On the road again
The plans were taking shape, the spread sheet filling with details of mileage, events, sites, and reservations. We were joining our Chicago travel buddies (SOAR) on a road trip to Louisville (distilleries) and then on to Nashville (music), celebrating the opening of society following 18 months of COVID isolation. This would be cathartic, our group of six now down to five.
We had watched the COVID numbers decrease as the vaccine took effect in millions of people around the world. We were hopeful. Society was opening up. SOAR was ready to hit the road and celebrate Life and friendship in honor of Larry.
We managed these past 18 months patiently and bravely, meeting via Zoom, limiting travel until safe. Tragically, Larry succumbed to COVID, leaving us numb and heart-broken.
Reminding us that death and disease do not consult our calendars, another good friend, healthy and robust 15 months ago, quickly became thin and weak because of non-COVID health conditions. And glioblastoma took Frank’s life.
Not
The vaccine holdouts surprised us, allowing the deadly Delta variance to take hold. While the numbers rise dangerously, we are more than a little annoyed at people who refuse the vaccine out of ignorance, jeopardizing the health and quality of life of their neighbors.
Our plans have been scrapped. We are willing to travel, but a trip to Nashville for a group of music lovers anticipating extraordinary music in crowded bars would be wasted. We are not willing to take the risk. We will consider something more isolated.

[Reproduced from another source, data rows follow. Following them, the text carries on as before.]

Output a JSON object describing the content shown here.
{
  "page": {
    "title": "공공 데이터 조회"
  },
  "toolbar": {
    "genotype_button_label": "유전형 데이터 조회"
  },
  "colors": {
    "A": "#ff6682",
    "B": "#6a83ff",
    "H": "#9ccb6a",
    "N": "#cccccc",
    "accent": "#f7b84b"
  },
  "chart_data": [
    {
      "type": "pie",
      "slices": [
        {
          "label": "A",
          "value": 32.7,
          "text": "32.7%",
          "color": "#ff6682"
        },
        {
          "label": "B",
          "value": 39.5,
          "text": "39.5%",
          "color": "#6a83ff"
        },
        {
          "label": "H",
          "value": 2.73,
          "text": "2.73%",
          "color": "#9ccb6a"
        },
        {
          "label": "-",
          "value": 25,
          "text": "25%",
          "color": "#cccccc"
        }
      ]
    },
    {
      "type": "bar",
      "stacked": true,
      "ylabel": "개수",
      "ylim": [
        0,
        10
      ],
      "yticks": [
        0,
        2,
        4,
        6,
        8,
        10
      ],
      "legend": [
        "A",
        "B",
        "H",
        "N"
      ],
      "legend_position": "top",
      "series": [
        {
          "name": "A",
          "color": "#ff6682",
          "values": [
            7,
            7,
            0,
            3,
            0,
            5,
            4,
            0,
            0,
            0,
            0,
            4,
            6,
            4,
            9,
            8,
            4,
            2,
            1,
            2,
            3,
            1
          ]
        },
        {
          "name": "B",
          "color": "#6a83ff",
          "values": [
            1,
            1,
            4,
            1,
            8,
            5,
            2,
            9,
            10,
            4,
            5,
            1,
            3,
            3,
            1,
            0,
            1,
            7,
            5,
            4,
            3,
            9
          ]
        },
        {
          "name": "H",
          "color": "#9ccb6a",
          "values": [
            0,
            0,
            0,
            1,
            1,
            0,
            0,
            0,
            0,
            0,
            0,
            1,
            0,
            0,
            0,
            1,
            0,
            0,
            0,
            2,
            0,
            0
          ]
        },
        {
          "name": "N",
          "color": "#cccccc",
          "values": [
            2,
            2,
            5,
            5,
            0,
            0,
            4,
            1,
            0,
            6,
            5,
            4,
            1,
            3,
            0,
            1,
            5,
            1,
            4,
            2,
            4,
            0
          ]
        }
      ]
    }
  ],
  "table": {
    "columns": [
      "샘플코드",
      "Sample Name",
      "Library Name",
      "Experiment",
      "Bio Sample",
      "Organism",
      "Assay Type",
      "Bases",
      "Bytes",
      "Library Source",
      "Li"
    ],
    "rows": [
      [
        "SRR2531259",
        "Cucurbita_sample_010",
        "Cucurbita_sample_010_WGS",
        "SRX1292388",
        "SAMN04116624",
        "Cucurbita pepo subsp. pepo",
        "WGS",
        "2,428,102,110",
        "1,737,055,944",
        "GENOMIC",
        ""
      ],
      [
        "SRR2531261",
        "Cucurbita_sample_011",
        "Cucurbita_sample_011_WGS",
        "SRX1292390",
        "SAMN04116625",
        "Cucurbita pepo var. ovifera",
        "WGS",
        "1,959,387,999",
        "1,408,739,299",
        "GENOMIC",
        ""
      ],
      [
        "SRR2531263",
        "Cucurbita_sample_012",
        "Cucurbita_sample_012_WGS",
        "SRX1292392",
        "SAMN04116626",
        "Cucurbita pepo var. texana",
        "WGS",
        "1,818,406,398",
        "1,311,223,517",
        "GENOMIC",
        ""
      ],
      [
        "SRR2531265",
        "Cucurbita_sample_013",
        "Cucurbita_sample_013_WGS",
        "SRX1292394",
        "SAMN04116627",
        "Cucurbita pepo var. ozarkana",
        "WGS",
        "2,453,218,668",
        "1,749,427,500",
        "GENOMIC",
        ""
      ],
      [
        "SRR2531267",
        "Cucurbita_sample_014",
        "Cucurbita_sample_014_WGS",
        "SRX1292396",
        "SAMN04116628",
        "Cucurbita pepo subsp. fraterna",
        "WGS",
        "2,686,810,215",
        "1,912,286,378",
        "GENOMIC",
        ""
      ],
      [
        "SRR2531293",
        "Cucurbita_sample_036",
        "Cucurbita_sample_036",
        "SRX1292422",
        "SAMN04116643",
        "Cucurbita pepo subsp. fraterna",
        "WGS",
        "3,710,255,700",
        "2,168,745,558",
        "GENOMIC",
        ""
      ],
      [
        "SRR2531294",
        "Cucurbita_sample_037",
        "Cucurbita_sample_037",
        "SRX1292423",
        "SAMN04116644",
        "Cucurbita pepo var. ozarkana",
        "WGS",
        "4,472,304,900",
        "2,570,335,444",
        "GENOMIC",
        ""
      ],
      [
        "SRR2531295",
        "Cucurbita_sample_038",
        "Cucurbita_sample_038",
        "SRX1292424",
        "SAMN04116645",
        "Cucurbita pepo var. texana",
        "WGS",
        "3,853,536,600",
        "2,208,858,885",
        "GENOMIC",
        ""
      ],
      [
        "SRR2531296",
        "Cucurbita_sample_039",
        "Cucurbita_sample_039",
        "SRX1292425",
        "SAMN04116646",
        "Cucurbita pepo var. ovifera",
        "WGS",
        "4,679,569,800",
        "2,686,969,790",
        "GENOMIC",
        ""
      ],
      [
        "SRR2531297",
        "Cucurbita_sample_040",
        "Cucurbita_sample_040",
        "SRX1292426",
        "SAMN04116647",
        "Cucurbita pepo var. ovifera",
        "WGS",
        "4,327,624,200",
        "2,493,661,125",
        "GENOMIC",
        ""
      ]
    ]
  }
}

Restlessness overwhelms me
I have always been restless. I recall many times in my life when I felt as if I were waiting, shackled by health, family, or social norms that restricted me. Miraculously, opportunities offered fulfilling experiences to carry me through the years.
RestlessRetirement.com was born from an internal drive to fill my retirement not with busy-ness but with meaningful endeavors. Although the isolation of 2020 offered me opportunities to stretch some creative wings, I remain restless, as if I am to begin something new, as if my work of 2020 was a holding pattern.
What if there is nothing new?
I need to keep my finger on the patience button a little longer.